Belum lengkap rasanya berkunjung ke Anwerp tanpa mengunjungi museum bahari dan juga castle "het steen/the stone" di tepi kanal Scheldt (scheldt river). Beraneka macam kapal ada disini dan tepat di depan castle, terpasanglah jangkar besar yang menandai bahwa Antwerp adalah kota pelabuhan, tempat jangkar-jangkar kapal ditancapkan. Castle-nya cukup indah dipandang, meski rasanya kalah senior dibandingkan dengan Castle of the Counts di Gent. Karena lebih muda, castle ini terasa nyaman untuk disinggahi. Terdapat juga jembatan kayu yang menghubungkan The Stone dengan bangunan lainnya (saya tidak tahu namanya dan juga tidak kesana karena jauh). Di sepanjang tepian jembatan  kayu terdapat teropong untuk melihat jauh ke seberang sungai meski rasanya tidak ada yang menarik di depan sana selain pepohonan dan juga gedung bertingkat. Untuk menggunakan teropong, cukup memasukkan koin 50 sen dan teropong pun siap digunakan.
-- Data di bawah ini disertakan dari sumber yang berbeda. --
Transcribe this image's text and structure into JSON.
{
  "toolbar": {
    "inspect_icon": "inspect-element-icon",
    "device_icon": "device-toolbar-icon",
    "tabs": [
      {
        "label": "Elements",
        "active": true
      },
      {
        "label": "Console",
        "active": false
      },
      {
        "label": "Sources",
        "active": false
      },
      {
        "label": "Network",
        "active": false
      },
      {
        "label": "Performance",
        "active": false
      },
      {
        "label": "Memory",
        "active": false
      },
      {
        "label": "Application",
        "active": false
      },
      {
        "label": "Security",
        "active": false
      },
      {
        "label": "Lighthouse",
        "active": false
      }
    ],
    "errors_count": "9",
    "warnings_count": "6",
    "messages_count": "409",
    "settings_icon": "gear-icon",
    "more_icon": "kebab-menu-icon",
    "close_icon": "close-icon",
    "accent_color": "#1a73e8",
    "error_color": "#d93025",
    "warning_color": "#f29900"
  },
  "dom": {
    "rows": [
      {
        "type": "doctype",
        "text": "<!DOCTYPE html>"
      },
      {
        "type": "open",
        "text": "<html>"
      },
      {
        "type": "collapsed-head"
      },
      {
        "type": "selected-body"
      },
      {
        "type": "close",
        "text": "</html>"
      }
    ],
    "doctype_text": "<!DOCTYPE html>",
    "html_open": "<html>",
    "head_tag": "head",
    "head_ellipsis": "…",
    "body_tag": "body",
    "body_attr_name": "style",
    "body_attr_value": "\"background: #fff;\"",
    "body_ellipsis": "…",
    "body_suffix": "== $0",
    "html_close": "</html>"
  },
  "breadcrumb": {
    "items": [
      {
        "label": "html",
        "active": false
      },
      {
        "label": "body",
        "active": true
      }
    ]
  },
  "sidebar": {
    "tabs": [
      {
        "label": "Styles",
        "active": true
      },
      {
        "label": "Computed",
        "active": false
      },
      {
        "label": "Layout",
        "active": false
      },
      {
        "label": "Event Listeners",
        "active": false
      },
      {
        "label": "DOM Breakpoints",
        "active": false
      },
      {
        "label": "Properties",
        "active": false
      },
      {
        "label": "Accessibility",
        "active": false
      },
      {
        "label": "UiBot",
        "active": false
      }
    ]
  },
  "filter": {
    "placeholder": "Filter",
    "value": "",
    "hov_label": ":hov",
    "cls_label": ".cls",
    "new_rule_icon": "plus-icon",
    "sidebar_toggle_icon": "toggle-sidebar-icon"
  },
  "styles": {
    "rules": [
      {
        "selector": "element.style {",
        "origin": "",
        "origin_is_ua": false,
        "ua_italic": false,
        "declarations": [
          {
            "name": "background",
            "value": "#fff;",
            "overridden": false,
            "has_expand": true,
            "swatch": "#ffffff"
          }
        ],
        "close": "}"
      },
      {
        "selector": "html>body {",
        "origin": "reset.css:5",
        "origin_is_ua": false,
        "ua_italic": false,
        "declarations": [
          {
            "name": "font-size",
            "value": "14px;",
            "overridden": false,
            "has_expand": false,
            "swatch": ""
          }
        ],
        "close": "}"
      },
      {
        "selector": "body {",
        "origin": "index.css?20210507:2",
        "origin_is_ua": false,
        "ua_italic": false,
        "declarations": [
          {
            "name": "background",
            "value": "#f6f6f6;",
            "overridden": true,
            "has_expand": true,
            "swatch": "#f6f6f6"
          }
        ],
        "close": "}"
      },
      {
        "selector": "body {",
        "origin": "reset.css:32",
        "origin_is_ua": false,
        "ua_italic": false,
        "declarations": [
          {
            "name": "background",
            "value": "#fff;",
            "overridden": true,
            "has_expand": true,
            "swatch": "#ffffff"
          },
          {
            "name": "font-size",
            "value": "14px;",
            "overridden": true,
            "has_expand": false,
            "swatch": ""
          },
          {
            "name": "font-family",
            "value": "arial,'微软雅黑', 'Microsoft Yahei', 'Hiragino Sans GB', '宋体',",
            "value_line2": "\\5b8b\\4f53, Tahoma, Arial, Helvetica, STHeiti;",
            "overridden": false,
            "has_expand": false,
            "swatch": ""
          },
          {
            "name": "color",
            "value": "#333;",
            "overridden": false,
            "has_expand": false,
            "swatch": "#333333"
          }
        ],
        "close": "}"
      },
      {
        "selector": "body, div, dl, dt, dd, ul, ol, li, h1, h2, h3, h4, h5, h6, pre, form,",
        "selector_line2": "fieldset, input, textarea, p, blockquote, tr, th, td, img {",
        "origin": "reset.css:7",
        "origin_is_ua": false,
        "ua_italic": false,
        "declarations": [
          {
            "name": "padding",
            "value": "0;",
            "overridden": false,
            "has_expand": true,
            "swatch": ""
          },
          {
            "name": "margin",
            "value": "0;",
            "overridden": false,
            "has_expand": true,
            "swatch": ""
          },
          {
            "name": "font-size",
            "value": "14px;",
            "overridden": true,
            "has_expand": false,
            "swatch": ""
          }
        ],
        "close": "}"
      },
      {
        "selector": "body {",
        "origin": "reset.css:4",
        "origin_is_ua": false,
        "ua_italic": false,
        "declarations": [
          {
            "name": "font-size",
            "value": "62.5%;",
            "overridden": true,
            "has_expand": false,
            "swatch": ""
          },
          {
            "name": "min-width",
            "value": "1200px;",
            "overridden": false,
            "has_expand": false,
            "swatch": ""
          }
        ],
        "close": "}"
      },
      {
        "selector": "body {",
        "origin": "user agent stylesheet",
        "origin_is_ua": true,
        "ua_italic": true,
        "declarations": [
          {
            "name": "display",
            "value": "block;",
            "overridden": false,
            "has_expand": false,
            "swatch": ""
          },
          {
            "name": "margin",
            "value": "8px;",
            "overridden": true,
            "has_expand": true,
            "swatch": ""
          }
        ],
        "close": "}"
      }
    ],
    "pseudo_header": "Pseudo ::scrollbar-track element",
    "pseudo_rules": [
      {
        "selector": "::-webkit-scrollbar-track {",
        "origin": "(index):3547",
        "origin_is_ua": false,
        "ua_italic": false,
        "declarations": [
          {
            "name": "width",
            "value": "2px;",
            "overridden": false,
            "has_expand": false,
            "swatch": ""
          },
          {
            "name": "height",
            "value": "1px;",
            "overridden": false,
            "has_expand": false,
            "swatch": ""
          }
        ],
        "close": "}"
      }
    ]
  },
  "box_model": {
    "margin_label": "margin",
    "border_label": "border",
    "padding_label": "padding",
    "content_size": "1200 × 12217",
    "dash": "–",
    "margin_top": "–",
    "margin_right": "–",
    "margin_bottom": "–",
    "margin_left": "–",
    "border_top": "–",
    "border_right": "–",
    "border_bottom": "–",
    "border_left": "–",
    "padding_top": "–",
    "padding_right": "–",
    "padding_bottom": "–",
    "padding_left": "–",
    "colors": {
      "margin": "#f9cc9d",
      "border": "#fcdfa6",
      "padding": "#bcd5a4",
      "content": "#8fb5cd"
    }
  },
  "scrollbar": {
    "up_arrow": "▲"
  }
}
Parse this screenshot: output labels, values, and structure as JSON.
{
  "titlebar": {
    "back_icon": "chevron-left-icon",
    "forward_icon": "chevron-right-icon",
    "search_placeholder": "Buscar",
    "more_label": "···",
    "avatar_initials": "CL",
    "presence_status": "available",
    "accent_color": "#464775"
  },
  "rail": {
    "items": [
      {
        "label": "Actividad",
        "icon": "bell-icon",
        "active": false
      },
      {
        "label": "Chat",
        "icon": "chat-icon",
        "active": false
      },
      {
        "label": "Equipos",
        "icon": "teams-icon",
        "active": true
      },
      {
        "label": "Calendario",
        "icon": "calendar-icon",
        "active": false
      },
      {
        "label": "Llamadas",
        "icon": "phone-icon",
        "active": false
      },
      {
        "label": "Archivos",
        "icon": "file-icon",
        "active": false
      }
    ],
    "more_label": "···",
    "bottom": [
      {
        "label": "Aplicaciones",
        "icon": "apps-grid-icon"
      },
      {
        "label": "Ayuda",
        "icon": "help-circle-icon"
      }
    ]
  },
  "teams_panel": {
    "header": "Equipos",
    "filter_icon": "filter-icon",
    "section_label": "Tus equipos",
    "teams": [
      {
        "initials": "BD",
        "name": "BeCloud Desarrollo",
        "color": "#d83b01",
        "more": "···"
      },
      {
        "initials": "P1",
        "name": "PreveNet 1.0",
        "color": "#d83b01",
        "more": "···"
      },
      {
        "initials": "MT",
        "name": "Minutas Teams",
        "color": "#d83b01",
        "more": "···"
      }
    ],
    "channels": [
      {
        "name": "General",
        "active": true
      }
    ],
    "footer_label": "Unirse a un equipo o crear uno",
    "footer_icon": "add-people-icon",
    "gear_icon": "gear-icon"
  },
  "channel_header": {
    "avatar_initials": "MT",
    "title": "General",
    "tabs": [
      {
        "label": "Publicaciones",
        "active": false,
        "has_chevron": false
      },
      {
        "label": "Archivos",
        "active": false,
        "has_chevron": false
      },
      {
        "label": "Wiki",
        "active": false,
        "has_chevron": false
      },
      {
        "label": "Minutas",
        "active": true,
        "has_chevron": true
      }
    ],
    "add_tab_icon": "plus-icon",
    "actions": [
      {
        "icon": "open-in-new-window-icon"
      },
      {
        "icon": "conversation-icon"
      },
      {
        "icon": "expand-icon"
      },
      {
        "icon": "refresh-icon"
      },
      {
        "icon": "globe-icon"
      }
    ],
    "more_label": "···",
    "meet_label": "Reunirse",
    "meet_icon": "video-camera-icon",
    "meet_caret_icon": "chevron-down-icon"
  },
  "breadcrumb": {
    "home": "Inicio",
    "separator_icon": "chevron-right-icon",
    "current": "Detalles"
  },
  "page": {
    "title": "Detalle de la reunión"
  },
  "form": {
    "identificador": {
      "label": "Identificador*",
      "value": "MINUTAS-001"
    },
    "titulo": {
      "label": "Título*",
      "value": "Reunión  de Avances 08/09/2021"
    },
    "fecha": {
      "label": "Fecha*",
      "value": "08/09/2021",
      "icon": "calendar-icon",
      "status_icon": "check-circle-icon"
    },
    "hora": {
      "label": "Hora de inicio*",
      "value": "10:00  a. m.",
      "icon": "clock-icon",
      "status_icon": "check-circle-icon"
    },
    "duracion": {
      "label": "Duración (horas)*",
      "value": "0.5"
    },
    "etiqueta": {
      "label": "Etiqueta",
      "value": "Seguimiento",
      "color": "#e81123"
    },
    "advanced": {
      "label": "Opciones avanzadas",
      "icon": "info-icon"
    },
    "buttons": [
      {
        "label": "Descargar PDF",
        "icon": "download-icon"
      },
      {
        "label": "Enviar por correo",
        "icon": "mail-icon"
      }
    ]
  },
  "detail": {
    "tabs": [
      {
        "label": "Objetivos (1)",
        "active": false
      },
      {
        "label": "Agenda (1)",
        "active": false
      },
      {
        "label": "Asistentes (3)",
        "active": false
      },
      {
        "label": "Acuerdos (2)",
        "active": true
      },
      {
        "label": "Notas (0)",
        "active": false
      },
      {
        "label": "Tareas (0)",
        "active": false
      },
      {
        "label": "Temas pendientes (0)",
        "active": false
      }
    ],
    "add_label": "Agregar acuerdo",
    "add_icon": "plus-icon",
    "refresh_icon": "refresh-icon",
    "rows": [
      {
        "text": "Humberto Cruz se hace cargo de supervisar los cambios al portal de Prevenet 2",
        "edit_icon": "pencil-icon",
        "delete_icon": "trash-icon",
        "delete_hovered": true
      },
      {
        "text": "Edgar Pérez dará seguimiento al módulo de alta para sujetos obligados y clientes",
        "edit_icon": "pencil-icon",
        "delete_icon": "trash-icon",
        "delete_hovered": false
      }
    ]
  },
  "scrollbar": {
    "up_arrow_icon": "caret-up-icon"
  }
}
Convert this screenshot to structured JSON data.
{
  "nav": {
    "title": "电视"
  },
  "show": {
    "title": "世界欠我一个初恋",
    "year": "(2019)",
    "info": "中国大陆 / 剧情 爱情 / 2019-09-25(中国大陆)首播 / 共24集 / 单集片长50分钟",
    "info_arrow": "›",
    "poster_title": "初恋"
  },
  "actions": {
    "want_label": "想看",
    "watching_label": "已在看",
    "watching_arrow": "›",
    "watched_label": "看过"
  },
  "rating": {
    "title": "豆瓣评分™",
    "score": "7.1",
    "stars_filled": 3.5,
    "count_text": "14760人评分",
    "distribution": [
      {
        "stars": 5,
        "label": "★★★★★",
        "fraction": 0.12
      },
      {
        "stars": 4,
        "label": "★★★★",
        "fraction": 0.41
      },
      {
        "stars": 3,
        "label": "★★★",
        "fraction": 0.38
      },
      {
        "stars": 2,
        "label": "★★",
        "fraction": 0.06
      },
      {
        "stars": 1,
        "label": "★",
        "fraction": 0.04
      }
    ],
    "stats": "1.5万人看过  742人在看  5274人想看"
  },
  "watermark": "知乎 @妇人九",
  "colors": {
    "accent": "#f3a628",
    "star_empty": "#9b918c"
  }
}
                                                     jangkar raksasa dan the stone

Sebelum mengakhiri perjalanan, kami bersepuluh pun mampir di kedai minuman dan memesan coklat panas (padahal kalau di Gent, teman-teman saya ini selalu memesan bir, mungkin hawa dingin memaksa mereka untuk berpaling sementara dari minuman kegemaran mereka :P). Dengan habisnya coklat di dalam cangkir plus sepotong spekulaas renyah, maka berakhir pulalah city sightseeing di kota Anywerp Sabtu itu. Kami pun pulang menggunakan kereta IC seperti halnya saat berangkat. Saya menggunakan kartu GoPass yang saya beli seharga 50 euro untuk 10 kali perjalanan ke seluruh Belgia. Setiap kali perjalanan (one way), saya harus menuliskan hari, tanggal, tempat asal dan tujuan di kartu GoPass tersebut dan kebetulan perjalanan pulang ke Gent dari Antwerp itu adalah perjalanan saya yang kesembilan. Mungkin hari itu sudah ditakdirkan menjadi hari terakhir saya menggunakan GoPass karena sungguh di luar dugaan, petugas pengontrol tiket meminta saya menunjukkan kartu identitas. Daann.. kena kau! Ketahuan kalau umur saya 27 tahun, saya pun diminta untuk memberikan alamat di Gent plus diwajibkan membayar denda atau membiarkan kartu GoPass saya disita. Saya memilih opsi ketiga. Kartu GoPass ini sebenarnya ditujukan untuk mereka yang bermur 25 tahun atau kurang. Untuk yang berusia di atas itu, kartu yang harus dibeli adalah RailPass dengan harga 70 sekian euro (mahhaaalll). Ya, setidaknya hari itu saya dapat pelajaran berharga. Yang pertama, belilah tiket reguler untuk plesir di akhir pekan karena biasanya ada diskon, apalagi untuk yang berjarak dekat seperti Gent-Antwerp atau Gent-Brussels (9 euro belum diskon). Kedua, pakailah GoPass or even RailPass untuk perjalanan jauh yang tarifnya mahal, seperti misalnya dari Gent ke Liege atau daerah-daerah lain di Wallonia. Pelajaran pun selesai.